A team of astrophysicists led by Mike Shara at the American Museum of Natural History recently proved a long-standing theory about the behavior of a class of objects known as "dwarf novae." Scientists believe that the group of mildly variable binary stars must also exhibit "classical nova" behavior and explode in spectacular fashion every ten thousand years or so. After decades of observation, however, no one has ever found conclusive evidence that they do so. A new study appearing in the March 8 issue of the journal Nature confirms the theory and reveals the most extensive remnant shell of gas left from a nova explosion.
"The new images are the strongest evidence yet in favor of the cyclic evolution of these binary stars," said Shara, a curator in the Division of Astrophysics. "It's gratifying to see such strong evidence for this theory to finally emerge after all this time."
Observations of classical novae, composed of a collapsed, dense white dwarf star and an ordinary, sun-like star, have shown that the white dwarf periodically steals enough hydrogen-rich material from its companion to produce a gigantic thermonuclear explosion on its surface. For a few days or weeks classical novae shine so brightly that they have been mentioned in historical literature.
Though not as bright as classical novae, Z Camelopardalis (Z Cam) is one of the brightest dwarf novae in the sky and, at a little over 530 light years, is one of the closest of the millions of such objects in the Milky Way. Every 20 days or so Z Cam "hiccups," brightening by as much as 40 times for a period of several days. In many ways it's a prototypical dwarf nova, but until now no one has ever detected the remnants of the much more massive classical nova explosions that theory predicts should periodically occur in such objects.

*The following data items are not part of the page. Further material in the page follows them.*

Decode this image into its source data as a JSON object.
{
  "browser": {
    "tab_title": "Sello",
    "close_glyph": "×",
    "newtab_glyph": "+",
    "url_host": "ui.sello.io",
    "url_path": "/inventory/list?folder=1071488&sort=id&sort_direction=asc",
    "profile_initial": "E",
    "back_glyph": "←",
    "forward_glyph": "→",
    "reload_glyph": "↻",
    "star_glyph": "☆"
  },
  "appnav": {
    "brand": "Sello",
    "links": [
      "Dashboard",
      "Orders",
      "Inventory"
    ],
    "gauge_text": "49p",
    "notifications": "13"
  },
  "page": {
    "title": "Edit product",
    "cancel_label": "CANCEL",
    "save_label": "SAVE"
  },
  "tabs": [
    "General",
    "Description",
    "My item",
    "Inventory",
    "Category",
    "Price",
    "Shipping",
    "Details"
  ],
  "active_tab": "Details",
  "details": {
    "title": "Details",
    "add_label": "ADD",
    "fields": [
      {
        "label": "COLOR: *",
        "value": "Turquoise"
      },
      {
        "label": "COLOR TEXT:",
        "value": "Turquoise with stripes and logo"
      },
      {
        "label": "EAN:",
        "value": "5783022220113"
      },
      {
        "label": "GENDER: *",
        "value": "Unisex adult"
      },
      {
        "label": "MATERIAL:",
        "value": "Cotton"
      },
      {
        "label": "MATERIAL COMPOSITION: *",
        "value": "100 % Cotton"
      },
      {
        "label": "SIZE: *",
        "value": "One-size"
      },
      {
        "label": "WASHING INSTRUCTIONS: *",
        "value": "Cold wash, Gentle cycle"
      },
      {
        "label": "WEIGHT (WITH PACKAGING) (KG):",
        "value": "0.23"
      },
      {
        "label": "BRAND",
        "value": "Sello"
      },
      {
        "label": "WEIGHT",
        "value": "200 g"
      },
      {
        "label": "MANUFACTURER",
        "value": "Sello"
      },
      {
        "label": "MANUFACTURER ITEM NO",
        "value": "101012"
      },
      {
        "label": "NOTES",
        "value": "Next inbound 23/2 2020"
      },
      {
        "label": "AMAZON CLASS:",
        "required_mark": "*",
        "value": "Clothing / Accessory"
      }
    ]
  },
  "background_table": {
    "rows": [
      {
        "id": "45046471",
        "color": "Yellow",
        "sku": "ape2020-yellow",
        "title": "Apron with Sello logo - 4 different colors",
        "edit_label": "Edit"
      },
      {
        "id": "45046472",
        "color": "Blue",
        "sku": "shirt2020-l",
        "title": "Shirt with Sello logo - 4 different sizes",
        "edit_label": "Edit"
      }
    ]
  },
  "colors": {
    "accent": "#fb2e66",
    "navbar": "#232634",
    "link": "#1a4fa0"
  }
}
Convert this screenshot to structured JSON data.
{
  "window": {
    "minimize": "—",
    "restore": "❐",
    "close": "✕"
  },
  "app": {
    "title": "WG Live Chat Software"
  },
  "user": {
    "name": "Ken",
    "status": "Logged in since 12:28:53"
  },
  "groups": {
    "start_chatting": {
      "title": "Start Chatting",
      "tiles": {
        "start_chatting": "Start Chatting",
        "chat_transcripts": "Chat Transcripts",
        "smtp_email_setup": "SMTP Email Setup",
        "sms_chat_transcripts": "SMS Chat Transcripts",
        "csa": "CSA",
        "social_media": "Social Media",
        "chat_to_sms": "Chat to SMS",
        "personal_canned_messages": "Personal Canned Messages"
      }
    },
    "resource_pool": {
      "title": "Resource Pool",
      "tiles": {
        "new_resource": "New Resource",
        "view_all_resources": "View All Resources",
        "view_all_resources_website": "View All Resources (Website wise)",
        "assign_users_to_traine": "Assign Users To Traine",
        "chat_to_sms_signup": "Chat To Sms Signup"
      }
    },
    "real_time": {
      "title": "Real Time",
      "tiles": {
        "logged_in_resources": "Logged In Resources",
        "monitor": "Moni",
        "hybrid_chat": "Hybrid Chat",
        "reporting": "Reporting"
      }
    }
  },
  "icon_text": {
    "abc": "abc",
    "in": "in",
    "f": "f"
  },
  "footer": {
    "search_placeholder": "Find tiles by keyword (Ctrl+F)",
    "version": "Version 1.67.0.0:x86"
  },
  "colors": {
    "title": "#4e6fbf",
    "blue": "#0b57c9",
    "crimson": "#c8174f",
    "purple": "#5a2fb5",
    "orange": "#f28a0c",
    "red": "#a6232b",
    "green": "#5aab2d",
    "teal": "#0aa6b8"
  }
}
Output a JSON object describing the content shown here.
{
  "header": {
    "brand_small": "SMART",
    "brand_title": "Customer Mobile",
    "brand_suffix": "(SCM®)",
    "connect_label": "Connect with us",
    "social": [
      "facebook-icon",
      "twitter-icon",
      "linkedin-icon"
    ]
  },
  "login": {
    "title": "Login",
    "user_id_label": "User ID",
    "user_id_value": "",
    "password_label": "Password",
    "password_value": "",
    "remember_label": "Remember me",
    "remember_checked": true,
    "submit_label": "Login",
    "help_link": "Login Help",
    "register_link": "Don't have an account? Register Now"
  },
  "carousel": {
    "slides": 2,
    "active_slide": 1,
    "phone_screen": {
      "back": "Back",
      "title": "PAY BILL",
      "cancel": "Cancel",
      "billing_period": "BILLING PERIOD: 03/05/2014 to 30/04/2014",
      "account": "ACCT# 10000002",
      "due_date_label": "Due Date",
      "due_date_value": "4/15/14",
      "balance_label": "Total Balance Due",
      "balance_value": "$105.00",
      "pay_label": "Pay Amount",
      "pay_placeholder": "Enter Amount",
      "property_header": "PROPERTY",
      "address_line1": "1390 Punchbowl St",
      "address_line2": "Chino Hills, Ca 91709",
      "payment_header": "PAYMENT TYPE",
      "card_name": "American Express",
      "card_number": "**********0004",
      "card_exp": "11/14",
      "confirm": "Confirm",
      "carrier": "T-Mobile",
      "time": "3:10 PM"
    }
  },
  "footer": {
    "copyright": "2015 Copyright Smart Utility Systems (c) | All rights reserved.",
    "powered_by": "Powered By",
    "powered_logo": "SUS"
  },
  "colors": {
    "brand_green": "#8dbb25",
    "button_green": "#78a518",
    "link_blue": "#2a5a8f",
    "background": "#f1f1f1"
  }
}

View an animation that shows an artist's concept of Z Camelopardalis (Z Cam), a stellar system featuring a collapsed, dead star, or white dwarf, and a companion star.
In 2003, Shara's colleague Mark Seibert at the Carnegie Institution of Washington was analyzing images from the NASA's orbiting ultraviolet telescope, Galaxy Evolution Explorer (GALEX). His scientific focus was on galaxies, but in the course of his work he noticed an unusual arc of celestial material 2 light years from Z Cam centered on that binary star. Previous observations had failed to reveal the massive shell, the largest known to exist, because it is very faint at visible wavelengths. It is, however, easily detected at the UV wavelengths detected by GALEX. Shara's team obtained additional images from Kitt Peak National Observatory, Palomar Observatory, and the Wise Observatory along with measurements made at the Lick Observatory and confirmed that the structures detected in the GALEX images were indeed a massive shell of stellar gas. These findings support the conclusion that the arc is composed of material ejected from the dwarf nova during a classical nova eruption centuries ago.
Depending on the velocity of the arc, the team puts the date of the eruption anywhere between 2,400 and 240 years ago, with the older age more likely. The authors also conclude that Z Cam's classical nova explosion must have been quite spectacular. "During that eruption," they write, "it must have become, for a few days or weeks, one of the brightest stars in the sky."
The study was supported by NASA, Kitt Peak National Observatory, Lick Observatory, the Palomar Observatory, and the Wise Observatory. Caltech leads the GALEX mission and is responsible for science operations and data analysis; NASA's Jet Propulsion Laboratory manages the mission and built the science instrument.